LiDAR technology is an active sensing technology, so it can “see” independently of ambient light, which is exactly when cameras, and humans, cannot. The technology generates its own light that it uses to gather data about its surroundings, and because of this it performs better than cameras at night and when it’s raining (see images). It also operates at different wavelengths than cameras (i.e., near-infrared radiation), making it less susceptible to ambient interference such as direct sunlight, blinding lights from oncoming cars, sudden light changes (i.e., shady areas, entering or exiting tunnels), and raindrops that may otherwise confuse camera technology by blocking the field of view (FOV). While a camera’s ability to see emitted light and color makes the identification of traffic lights and street signs easier, the technology’s unreliability in these common driving scenarios makes cameras alone a huge risk to AV safety.
Identifying what’s real and what’s not
The ability to perceive an object is one thing, but to also understand what it is—classify it, determine its legitimacy—is a whole other thing. LiDAR’s 3D point cloud, versus a camera’s 2D images, allows for better spatial separation between objects and for direct distance measurement. Its superior distance-measuring tools and depth perception make it impervious to vision irregularities such as reflective surfaces, repeated patterns, and textureless regions.
For AVs to have 3D sensing with cameras, they need to either fuse images of two cameras or fuse images of a single camera over time. Both options require extensive computing power to fuse and analyze images to determine the distance between objects; this also takes more time. LiDAR technology is able to do this directly. The lack of this intrinsic capability leaves cameras incredibly vulnerable.
Cameras can be easily thwarted by changes in viewpoints or angles where the apparent position of an object can change if it’s viewed along two different lines of sight (i.e., foreshortening).
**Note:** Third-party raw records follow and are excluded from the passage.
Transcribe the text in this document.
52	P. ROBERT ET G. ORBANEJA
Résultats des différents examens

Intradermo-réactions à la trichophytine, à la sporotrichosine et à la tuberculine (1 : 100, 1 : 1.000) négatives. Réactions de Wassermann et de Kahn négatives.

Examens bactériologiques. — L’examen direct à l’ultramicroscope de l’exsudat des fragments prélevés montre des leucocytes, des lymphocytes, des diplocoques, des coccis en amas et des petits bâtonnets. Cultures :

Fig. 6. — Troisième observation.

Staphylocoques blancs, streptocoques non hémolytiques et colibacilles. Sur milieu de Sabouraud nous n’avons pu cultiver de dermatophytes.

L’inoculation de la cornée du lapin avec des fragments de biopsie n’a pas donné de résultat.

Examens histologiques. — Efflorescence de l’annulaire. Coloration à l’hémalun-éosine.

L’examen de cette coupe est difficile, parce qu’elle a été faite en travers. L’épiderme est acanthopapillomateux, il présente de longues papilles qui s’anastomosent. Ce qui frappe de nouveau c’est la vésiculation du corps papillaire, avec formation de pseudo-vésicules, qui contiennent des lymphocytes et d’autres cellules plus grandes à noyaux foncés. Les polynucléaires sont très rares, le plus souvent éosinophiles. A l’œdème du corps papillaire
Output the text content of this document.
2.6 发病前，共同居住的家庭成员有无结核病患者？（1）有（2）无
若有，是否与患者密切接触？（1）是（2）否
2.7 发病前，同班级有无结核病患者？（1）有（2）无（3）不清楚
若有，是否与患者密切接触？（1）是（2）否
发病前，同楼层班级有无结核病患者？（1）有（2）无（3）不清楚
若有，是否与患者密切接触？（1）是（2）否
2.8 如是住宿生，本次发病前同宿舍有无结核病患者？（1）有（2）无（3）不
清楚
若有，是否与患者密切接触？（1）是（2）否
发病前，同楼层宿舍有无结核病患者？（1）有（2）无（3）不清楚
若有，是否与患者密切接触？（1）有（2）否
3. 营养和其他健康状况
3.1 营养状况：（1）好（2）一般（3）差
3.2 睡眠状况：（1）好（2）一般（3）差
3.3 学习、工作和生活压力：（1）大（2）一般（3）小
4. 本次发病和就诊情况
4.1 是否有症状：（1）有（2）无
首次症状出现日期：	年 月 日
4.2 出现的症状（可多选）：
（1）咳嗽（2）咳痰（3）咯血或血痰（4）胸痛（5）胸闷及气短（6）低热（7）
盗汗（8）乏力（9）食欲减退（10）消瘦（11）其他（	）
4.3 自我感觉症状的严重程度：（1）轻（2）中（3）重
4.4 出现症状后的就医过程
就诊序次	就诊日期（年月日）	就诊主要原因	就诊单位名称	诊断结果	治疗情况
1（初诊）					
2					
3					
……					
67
Cameras can also be fooled by projected or “phantom” 2D images that are not real, making them vulnerable to attackers with the intent to harm drivers or passengers. This depth perception issue is exacerbated when driving conditions and environments change drastically from original testing scenarios. LiDAR has also been fooled by shooting laser pulses toward it in the past, but recent advances have made it very resilient to such ambient light sources.
Ultimately, pairing LiDAR, camera, and radar technologies can provide the redundancy and level of certainty needed to ensure all objects in a scene are perceived and accurately identified by AVs—the ultimate goal for functional safety, and the safety of drivers and non-drivers alike. In addition, if data from the different technologies conflict, the vehicle is capable of making the cautious decision and using the majority vote to ensure safety.
All major automakers are looking for sensor solutions that combine a few different sensor types and provide superior perception to the human eye. Cameras and radar sensors may be insufficient when it comes to detecting small objects in long ranges and seeing in low-ambient illumination scenarios (i.e., at night and in adverse weather), but they work well with LiDAR, which offers the long-range detection and fine resolution that are essential for a safe AV future. While LiDAR technology is currently more expensive than camera technology, it will come with enhanced performance at a lower price point as manufacturing and production scales up. LiDAR technology can simply see things that cameras and radars cannot, and function in environments that might obfuscate a camera or radar’s vision. This is why LiDAR technology is a must for the future of AVs.